Она лишь улыбнулась. Мистеру Булабою вдруг почудилось, что в диване, на котором они сидят, сокрыто немало денег, добытых нечестным путем. Все «деловые» знакомцы жены на вид люди жуликоватые, у каждого дома, поди, такой же диван. И как он раньше об этом не задумывался! Да нет, конечно же, задумывался, но сама мысль о тайных доходах супруги настолько испугала его, что он давным-давно прогнал все страшные мысли. Власти не церемонились со взяточниками и мошенниками. Сама премьер-министр Ганди лично взялась за наведение порядка. Слоник без устали повторял, что единственный человек, кто сможет покончить в стране с подкупом и взятками, — премьер-министр Ганди. Мистер Булабой, хотя и исповедовал христианство, был в душе патриотом. Ему предстало кошмарное видение: вот миссис Ганди, как всегда величественная, входит к ним в комнату, приказывает им с Лайлой встать, подходит к дивану и лично проверяет его содержимое.

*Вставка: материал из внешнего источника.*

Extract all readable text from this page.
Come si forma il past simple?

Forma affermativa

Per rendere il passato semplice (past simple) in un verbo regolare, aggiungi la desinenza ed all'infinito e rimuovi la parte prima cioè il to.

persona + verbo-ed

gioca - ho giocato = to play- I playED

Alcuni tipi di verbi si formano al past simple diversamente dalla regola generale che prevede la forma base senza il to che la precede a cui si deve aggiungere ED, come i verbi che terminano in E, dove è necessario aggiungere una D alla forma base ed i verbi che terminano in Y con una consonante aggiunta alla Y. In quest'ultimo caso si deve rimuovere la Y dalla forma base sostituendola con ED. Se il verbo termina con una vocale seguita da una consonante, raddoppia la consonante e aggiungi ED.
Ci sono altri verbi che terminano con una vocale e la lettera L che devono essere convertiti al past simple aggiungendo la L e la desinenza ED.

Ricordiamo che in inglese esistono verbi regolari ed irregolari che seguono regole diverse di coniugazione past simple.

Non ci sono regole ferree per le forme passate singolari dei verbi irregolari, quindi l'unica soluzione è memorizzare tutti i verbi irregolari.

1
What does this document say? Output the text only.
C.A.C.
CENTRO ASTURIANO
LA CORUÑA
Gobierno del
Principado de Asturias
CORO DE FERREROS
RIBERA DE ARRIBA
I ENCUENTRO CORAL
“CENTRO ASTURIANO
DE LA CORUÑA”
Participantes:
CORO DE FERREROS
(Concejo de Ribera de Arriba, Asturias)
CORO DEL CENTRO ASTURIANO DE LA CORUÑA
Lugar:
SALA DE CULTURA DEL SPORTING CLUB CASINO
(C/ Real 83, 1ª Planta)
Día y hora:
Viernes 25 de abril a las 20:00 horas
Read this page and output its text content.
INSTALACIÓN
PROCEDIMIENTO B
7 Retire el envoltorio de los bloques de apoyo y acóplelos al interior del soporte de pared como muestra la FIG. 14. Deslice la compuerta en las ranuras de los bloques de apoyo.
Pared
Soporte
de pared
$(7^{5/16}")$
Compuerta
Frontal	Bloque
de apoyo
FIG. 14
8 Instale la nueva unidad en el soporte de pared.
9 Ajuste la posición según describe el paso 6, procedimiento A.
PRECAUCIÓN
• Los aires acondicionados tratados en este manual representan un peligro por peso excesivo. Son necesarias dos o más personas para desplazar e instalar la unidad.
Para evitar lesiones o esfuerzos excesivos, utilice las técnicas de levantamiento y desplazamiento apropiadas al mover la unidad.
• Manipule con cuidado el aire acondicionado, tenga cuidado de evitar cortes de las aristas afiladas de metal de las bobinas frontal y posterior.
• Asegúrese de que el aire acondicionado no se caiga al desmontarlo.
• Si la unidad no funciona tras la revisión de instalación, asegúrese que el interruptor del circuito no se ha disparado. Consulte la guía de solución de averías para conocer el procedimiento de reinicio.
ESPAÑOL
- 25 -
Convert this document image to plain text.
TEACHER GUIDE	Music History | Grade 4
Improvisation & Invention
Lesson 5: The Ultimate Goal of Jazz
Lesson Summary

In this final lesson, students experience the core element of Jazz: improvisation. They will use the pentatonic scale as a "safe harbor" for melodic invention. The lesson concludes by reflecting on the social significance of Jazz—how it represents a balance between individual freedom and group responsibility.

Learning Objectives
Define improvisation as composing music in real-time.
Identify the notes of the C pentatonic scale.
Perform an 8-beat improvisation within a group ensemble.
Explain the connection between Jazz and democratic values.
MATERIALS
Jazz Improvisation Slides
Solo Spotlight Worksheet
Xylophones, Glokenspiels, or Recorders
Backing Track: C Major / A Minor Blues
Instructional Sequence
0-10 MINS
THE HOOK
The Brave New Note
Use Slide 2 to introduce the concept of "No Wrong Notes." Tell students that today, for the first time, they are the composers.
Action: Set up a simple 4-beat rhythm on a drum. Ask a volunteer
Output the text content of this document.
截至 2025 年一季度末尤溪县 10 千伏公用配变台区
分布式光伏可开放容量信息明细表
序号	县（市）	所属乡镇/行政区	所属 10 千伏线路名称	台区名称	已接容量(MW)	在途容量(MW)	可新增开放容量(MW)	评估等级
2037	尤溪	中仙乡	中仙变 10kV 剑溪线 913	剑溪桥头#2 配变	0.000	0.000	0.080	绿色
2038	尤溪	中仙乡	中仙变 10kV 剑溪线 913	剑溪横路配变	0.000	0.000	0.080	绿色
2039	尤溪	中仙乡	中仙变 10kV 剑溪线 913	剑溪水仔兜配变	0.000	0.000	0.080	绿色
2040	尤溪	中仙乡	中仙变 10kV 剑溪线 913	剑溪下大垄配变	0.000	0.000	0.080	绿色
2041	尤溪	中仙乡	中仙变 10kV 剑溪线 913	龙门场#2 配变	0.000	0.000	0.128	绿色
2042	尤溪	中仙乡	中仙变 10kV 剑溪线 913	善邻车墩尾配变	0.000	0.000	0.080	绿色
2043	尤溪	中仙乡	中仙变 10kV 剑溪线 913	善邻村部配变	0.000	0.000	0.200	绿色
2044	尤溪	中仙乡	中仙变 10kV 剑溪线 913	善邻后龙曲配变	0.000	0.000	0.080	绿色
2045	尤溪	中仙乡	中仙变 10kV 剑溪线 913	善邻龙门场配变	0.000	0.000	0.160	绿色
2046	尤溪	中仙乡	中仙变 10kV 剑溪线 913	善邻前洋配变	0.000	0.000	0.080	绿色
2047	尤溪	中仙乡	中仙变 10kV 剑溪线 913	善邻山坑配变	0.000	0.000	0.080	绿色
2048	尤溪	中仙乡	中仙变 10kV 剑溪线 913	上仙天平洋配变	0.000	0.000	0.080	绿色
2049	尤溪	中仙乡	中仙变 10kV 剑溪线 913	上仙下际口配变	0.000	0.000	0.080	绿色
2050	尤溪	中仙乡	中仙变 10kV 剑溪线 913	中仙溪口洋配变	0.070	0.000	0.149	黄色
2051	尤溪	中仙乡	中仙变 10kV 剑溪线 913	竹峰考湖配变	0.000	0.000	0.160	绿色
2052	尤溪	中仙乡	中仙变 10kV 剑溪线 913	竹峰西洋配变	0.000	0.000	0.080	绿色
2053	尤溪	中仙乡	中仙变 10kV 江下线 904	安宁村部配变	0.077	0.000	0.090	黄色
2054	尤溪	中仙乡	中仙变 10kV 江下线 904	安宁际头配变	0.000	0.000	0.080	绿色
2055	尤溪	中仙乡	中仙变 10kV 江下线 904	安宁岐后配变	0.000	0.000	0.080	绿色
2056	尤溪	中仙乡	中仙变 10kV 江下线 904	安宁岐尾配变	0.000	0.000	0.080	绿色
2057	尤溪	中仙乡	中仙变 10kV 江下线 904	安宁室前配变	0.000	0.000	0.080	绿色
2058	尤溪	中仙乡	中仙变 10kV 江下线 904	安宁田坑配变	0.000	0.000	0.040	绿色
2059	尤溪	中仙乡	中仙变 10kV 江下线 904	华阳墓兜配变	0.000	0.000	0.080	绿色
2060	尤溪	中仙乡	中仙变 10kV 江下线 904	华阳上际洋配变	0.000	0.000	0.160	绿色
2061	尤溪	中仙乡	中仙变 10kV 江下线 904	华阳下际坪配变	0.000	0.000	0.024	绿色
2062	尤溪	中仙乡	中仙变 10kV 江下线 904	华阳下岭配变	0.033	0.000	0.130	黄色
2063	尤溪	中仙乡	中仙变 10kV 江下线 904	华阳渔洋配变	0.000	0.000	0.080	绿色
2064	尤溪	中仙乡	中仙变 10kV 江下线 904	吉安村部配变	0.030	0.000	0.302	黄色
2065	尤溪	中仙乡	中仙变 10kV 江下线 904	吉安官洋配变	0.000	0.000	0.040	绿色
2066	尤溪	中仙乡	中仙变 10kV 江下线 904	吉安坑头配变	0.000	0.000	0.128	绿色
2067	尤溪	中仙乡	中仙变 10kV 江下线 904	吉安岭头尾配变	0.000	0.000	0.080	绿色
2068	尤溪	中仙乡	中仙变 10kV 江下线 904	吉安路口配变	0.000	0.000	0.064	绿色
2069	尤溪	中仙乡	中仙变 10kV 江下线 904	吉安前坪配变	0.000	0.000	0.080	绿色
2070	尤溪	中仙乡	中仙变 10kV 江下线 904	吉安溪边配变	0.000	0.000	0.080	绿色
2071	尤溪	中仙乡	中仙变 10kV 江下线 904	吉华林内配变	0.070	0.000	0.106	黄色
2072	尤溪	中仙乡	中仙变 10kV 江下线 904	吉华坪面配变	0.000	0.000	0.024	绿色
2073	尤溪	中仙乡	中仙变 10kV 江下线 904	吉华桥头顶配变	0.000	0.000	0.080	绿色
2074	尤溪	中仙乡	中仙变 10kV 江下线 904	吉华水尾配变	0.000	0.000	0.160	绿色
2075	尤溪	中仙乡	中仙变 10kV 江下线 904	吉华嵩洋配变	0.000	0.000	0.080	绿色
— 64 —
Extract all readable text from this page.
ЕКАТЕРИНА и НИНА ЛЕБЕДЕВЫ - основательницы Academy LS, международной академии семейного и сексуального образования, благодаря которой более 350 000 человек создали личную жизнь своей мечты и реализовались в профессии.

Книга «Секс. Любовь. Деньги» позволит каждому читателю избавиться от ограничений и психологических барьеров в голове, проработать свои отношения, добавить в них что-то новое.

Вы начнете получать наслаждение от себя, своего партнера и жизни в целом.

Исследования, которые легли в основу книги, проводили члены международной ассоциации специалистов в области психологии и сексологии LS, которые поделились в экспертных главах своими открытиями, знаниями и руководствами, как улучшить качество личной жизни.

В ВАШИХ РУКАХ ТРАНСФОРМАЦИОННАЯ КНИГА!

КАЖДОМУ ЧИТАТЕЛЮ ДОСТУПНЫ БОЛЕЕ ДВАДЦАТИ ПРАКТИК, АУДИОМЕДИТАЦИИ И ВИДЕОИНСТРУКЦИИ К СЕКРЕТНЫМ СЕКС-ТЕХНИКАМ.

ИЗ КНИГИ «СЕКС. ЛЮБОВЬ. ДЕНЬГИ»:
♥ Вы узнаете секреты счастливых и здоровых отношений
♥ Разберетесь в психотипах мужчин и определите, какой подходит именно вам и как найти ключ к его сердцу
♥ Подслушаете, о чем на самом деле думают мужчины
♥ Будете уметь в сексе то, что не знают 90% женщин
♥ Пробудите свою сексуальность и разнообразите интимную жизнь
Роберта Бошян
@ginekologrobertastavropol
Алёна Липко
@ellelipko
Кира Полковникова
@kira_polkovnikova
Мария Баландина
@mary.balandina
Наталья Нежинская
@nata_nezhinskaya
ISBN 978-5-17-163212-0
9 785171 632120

— Фрэнки, дорогой, что-нибудь неладно?

А неладно, как понял мистер Булабой, вот что: во-первых, Лайла пробралась в консорциум путем далеко не праведным (чему, возможно не подозревая, потворствовал и он сам, особенно в Ранпуре, когда подписывал бумагу за бумагой, думая лишь об Изюминке), и, во-вторых, если деньги Лайла добыла честным путем, то, значит, продала единственное, чем владела, свое недвижимое имущество — гостиницу! А все, что есть в жизни у него, — это гостиница, где он директором, да церковь, где он старостой. Впрочем, у него есть еще и Лайла. Но что она несет ему в жизни: добро или зло?